One afternoon during the week I was in Little Somerford hoping to enjoy a game of tennis, but before we could complete a set dark clouds loomed above. Then the wind blew, a mixture of snow and hail descended accompanied by thunder and lightning. It was, however, a local storm with dry roads a few miles away.

The lack of motorway noise is quite blissful, but we could really do with some warm April showers, but not before we have our cut grass safely ensiled.

As I write Nathan is busy cutting grass, which will be left to wilt for about 24 hours to reduce the moisture content.

We now have 60 acres of the hundred due to be made into first cut silage lying on the ground. This would only be one of a few times that grass on Manor Farm has been cut in April which, as on previous occasions, has been due to the dry conditions.

The crop is variable caused partly by soil type, lack of warm showers, also the lack of an early application of fertiliser when the ground was too wet.

On testing the grass it has been found to be low in sugars, a necessary ingredient for making good silage as it is the sugars that are broken down by a number of strains of naturally occurring lactic acid bacteria, during the silage making process.

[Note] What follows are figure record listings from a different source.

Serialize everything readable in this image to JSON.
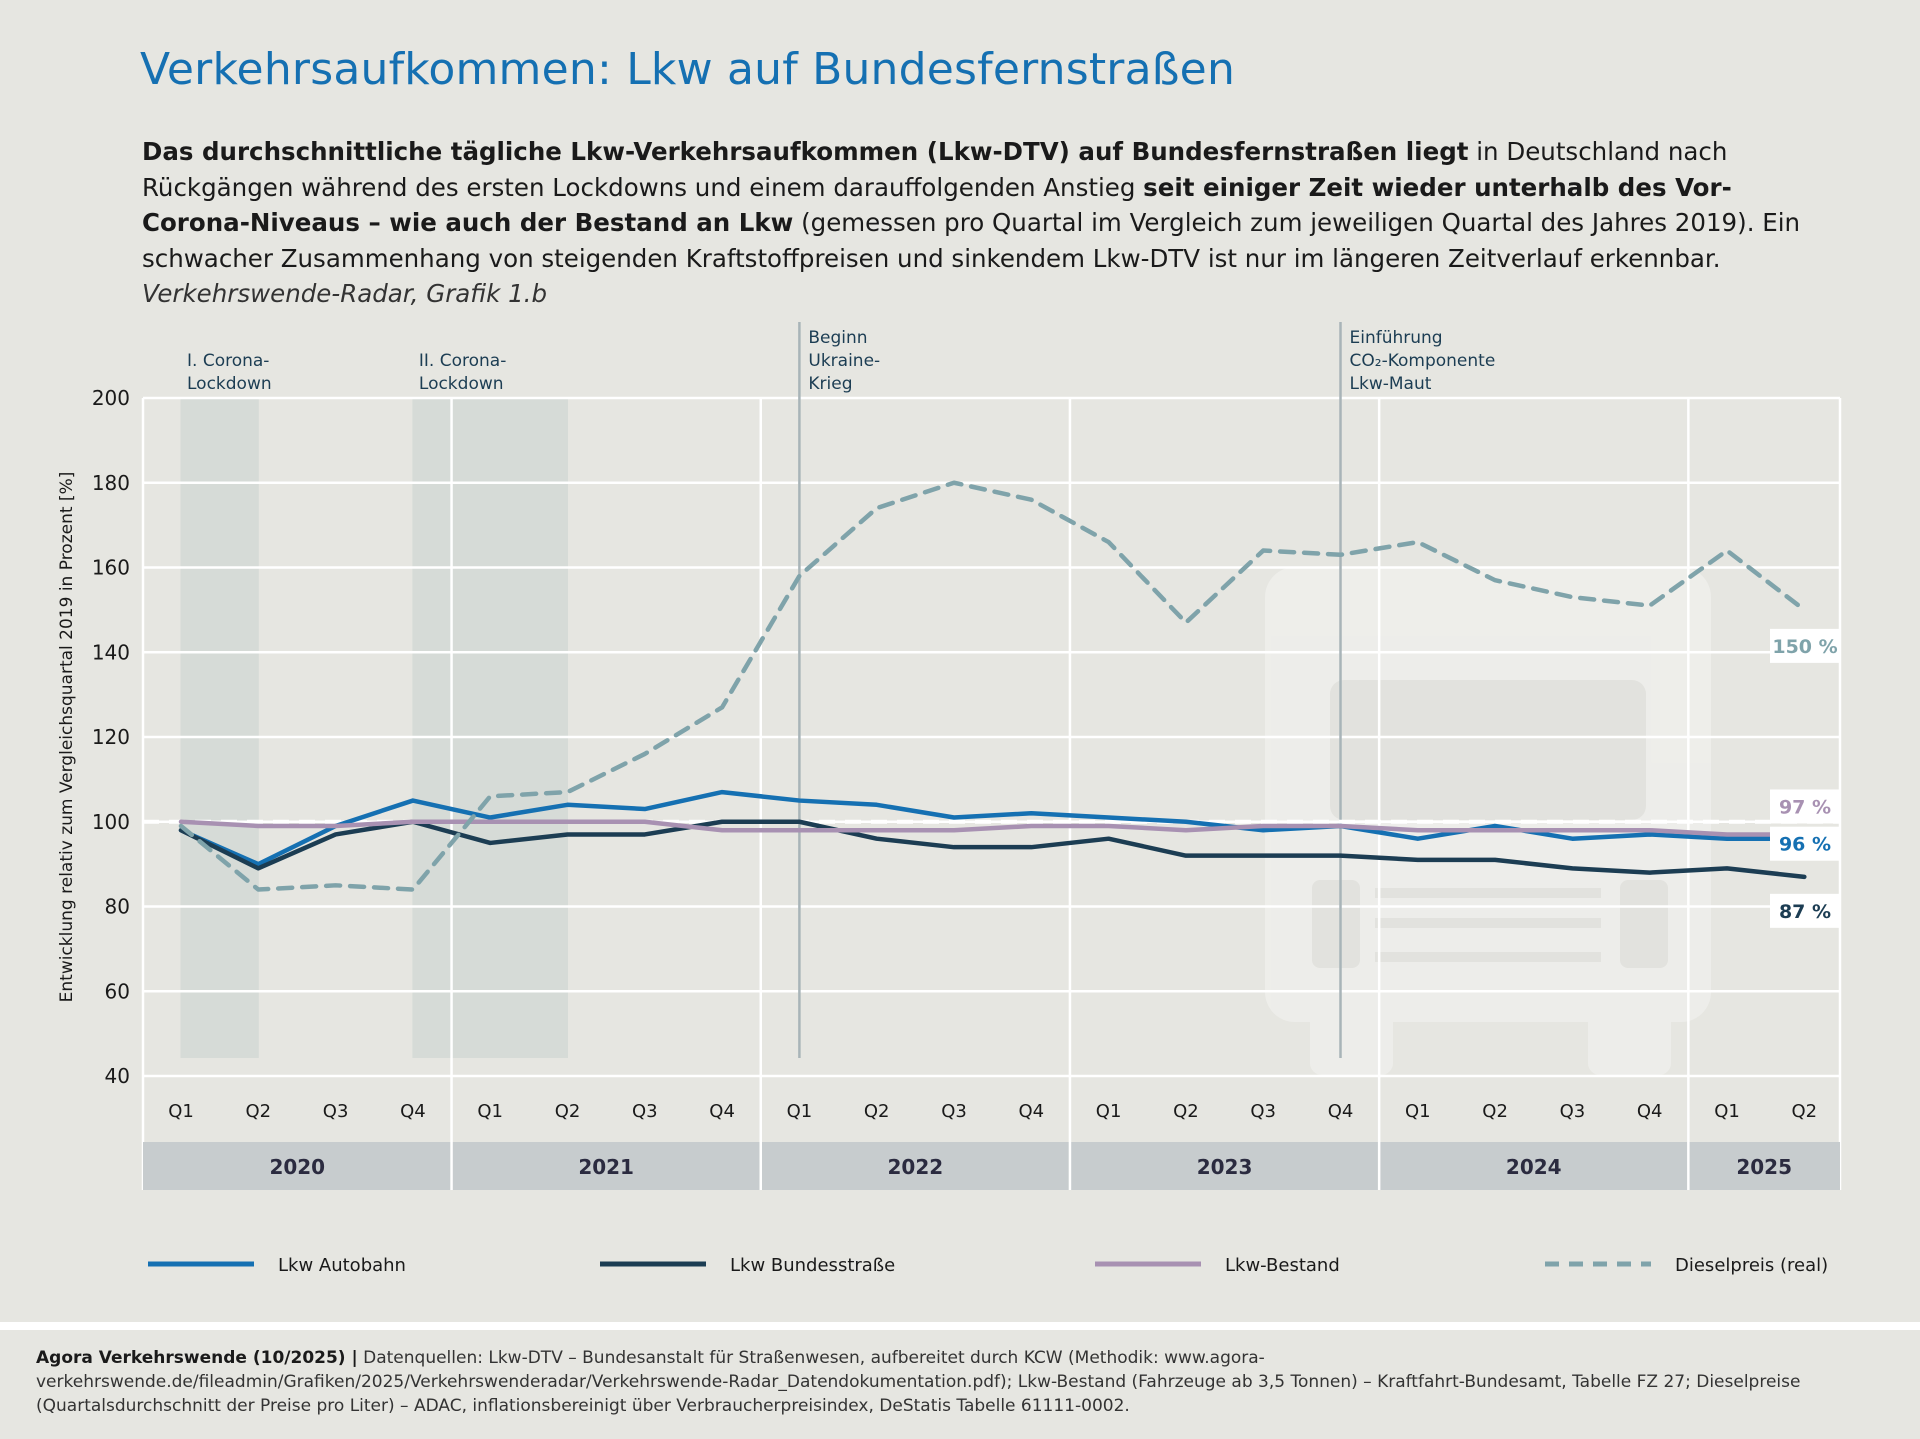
{
  "title": "Verkehrsaufkommen: Lkw auf Bundesfernstraßen",
  "intro": {
    "p1_bold": "Das durchschnittliche tägliche Lkw-Verkehrsaufkommen (Lkw-DTV) auf Bundesfernstraßen liegt",
    "p2": " in Deutschland nach Rückgängen während des ersten Lockdowns und einem darauffolgenden Anstieg ",
    "p3_bold": "seit einiger Zeit wieder unterhalb des Vor-Corona-Niveaus – wie auch der Bestand an Lkw",
    "p4": " (gemessen pro Quartal im Vergleich zum jeweiligen Quartal des Jahres 2019). Ein schwacher Zusammenhang von steigenden Kraftstoffpreisen und sinkendem Lkw-DTV ist nur im längeren Zeitverlauf erkennbar. ",
    "p5_italic": "Verkehrswende-Radar, Grafik 1.b"
  },
  "chart_data": {
    "type": "line",
    "ylabel": "Entwicklung relativ zum Vergleichsquartal 2019 in Prozent [%]",
    "ylim": [
      40,
      200
    ],
    "yticks": [
      40,
      60,
      80,
      100,
      120,
      140,
      160,
      180,
      200
    ],
    "reference_line": 100,
    "quarters": [
      "Q1",
      "Q2",
      "Q3",
      "Q4",
      "Q1",
      "Q2",
      "Q3",
      "Q4",
      "Q1",
      "Q2",
      "Q3",
      "Q4",
      "Q1",
      "Q2",
      "Q3",
      "Q4",
      "Q1",
      "Q2",
      "Q3",
      "Q4",
      "Q1",
      "Q2"
    ],
    "years": [
      {
        "label": "2020",
        "quarters": 4
      },
      {
        "label": "2021",
        "quarters": 4
      },
      {
        "label": "2022",
        "quarters": 4
      },
      {
        "label": "2023",
        "quarters": 4
      },
      {
        "label": "2024",
        "quarters": 4
      },
      {
        "label": "2025",
        "quarters": 2
      }
    ],
    "shaded_periods": [
      {
        "from": 0,
        "to": 1,
        "label": [
          "I. Corona-",
          "Lockdown"
        ]
      },
      {
        "from": 3,
        "to": 5,
        "label": [
          "II. Corona-",
          "Lockdown"
        ]
      }
    ],
    "events": [
      {
        "index": 8,
        "label": [
          "Beginn",
          "Ukraine-",
          "Krieg"
        ]
      },
      {
        "index": 15,
        "label": [
          "Einführung",
          "CO₂-Komponente",
          "Lkw-Maut"
        ]
      }
    ],
    "series": [
      {
        "name": "Lkw Autobahn",
        "color": "#1570b2",
        "dashed": false,
        "end_label": "96 %",
        "values": [
          98,
          90,
          99,
          105,
          101,
          104,
          103,
          107,
          105,
          104,
          101,
          102,
          101,
          100,
          98,
          99,
          96,
          99,
          96,
          97,
          96,
          96
        ]
      },
      {
        "name": "Lkw Bundesstraße",
        "color": "#1c3d53",
        "dashed": false,
        "end_label": "87 %",
        "values": [
          98,
          89,
          97,
          100,
          95,
          97,
          97,
          100,
          100,
          96,
          94,
          94,
          96,
          92,
          92,
          92,
          91,
          91,
          89,
          88,
          89,
          87
        ]
      },
      {
        "name": "Lkw-Bestand",
        "color": "#a891b2",
        "dashed": false,
        "end_label": "97 %",
        "values": [
          100,
          99,
          99,
          100,
          100,
          100,
          100,
          98,
          98,
          98,
          98,
          99,
          99,
          98,
          99,
          99,
          98,
          98,
          98,
          98,
          97,
          97
        ]
      },
      {
        "name": "Dieselpreis (real)",
        "color": "#7fa3aa",
        "dashed": true,
        "end_label": "150 %",
        "values": [
          99,
          84,
          85,
          84,
          106,
          107,
          116,
          127,
          158,
          174,
          180,
          176,
          166,
          147,
          164,
          163,
          166,
          157,
          153,
          151,
          164,
          150
        ]
      }
    ]
  },
  "footer": {
    "bold": "Agora Verkehrswende (10/2025) |",
    "text": " Datenquellen: Lkw-DTV – Bundesanstalt für Straßenwesen, aufbereitet durch KCW (Methodik: www.agora-verkehrswende.de/fileadmin/Grafiken/2025/Verkehrswenderadar/Verkehrswende-Radar_Datendokumentation.pdf); Lkw-Bestand (Fahrzeuge ab 3,5 Tonnen) – Kraftfahrt-Bundesamt, Tabelle FZ 27; Dieselpreise (Quartalsdurchschnitt der Preise pro Liter) – ADAC, inflationsbereinigt über Verbraucherpreisindex, DeStatis Tabelle 61111-0002."
  }
}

Nowadays many farmers add an inoculant containing mainly lactobacillus plantarum, just to help obtain the right fermentation.

The reason for ensiling our first cut of grass a little earlier is the dry weather. Although we need rain it would make life difficult at this stage of growth for the ground to become wet and not be able to harvest the grass.

At the moment all the cereal crops are looking well. Hopefully they will get a drink of water, but not before we have our grass safely in store.

The oilseed rape has produced some landscape sunshine over the last few weeks, including on Manor Farm with two fields being grown by a neighbouring farmer.

Oilseed rape is a bright yellow flowering plant member of the Brassiceae (mustard and cabbage) family. Its uses are in animal feeds, edible vegetable oils and biodiesel. It can also be used as a winter cover crop and ploughed back into the soil, adding valuable organic matter.

During the week there has been a birth. Two heifers (young females having their first calves) were known to be due rather late compared with the rest of the group due to come into the milking herd last autumn.

They became pregnant after our Aberdeen Angus bull, Faithful, was put with the group after most of them had become in-calf using artificial insemination using dairy bull semen. The first of the two heifers to calve gave birth to an Angus x bull calf at the beginning of the week. The calf has some white markings, a star on its forehead, a patch under its stomach and a white tip to its tail.

Angus crossbred calves are usually black, but with our present bull some are born with small patches of white hair.

When Richard was walking around the holding pens next to the dairy he noticed a robin nearby. On taking a closer look he found that it had built a nest under a spongy foot-bath mat, which had been hung over the metal-work making up the individual stalls used to restrain the cows for any veterinary work that may be needed.

There were seven eggs in the nest and Richard has told everyone working on the farm where it is so as not to disturb it. Hopefully the robins will successfully be able to raise a family.